Aussi l’engagement européen depuis plusieurs années est constant auprès du gouvernement de Maurice, des institutions et de la société civile pour combattre la violence et les inégalités femmes-hommes. Ce soutien s’exerce en particulier à travers le dialogue sectoriel « Genre » avec le gouvernement, l’appui aux institutions comme la Commission des droits humains ou l’Ombudsperson pour les enfants par des actions de sensibilisation et d’éducation et l’octroi de subventions aux organisations non gouvernementales (Centre d’Education et de Développement pour les Enfants Mauriciens, Gender Links et la Fondation Joseph Lagesse), afin de leur permettre d’apporter un soutien direct aux femmes et filles vulnérables ou victimes de violence.

Cette année, l’effort continuera d’être porté à travers la campagne de sensibilisation « Rise and Shine », dans la continuité de celle menée en 2019, avec cette devise « fer egalite vinn enn realite« . L’objectif est de continuer à avancer ensemble, dans une démarche de sensibilisation, de prise de conscience, susceptible de libérer la parole. Depuis plusieurs décennies, plus de 15 000 femmes et de filles à Maurice et à Rodrigues ont bénéficié d’un meilleur accès à la santé, à l’éducation, à  l’autonomisation économique et à la connaissance de leurs droits.

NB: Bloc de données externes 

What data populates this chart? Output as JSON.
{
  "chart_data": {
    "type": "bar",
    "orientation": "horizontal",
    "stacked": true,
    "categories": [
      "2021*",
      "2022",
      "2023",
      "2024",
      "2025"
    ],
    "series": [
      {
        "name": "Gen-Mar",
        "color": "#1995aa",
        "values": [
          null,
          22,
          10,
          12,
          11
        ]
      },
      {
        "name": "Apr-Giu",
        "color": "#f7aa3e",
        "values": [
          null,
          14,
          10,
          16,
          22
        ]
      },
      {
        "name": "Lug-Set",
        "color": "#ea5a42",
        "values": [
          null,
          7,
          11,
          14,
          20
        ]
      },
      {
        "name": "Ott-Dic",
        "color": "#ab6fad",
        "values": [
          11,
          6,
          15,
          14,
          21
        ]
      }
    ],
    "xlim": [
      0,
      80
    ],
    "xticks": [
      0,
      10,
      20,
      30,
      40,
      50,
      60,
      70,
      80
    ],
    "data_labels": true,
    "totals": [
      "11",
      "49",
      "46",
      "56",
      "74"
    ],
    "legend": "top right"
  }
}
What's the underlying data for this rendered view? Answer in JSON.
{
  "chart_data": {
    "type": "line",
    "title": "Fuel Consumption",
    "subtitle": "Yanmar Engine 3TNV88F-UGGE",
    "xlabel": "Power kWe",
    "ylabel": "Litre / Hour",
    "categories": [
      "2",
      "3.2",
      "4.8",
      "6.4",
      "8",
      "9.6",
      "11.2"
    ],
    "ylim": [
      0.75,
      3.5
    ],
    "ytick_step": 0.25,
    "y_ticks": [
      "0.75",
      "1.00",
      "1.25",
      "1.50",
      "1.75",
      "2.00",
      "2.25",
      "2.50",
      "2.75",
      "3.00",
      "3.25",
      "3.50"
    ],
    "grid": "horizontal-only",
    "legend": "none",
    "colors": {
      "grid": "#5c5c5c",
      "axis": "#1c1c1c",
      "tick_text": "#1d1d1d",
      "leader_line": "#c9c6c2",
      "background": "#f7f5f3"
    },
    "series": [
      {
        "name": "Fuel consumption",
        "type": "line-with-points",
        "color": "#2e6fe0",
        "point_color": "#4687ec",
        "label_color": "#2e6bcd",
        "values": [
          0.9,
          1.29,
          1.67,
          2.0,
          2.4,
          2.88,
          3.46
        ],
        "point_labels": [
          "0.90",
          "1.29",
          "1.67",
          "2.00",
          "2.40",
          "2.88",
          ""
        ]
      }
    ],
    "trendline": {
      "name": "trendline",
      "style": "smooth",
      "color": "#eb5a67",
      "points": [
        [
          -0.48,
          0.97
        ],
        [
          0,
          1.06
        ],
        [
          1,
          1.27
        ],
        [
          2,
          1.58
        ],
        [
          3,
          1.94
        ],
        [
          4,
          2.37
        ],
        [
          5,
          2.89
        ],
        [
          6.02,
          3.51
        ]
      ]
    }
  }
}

Ce sont elles qui pourront témoigner de leur courage et détermination, et, sans doute, nous inspirer, d’une manière ou d’une autre.

« Rise and shine », c’est aussi donner la parole à ceux qui œuvrent au quotidien dans divers contextes (élus, institutions, organisations de la société civile, secteur privé…) pour lutter contre les discriminations, donner aux femmes et aux filles les moyens de réaliser leurs projets et trouver la place à laquelle elles ont droit au sein de la société.

Avancer ensemble pour agir, changer le regard et modifier les perceptions.

Mettre en commun nos énergies et tracer de nouveaux chemins. En cette Journée internationale des droits des femmes, la feuille de route, nous le savons, traverse tant et tant de pays. Rien ne justifierait pourtant que nous nous arrêtions sur le côté. Il nous faut continuer d’aller de l’avant, avec détermination et conviction.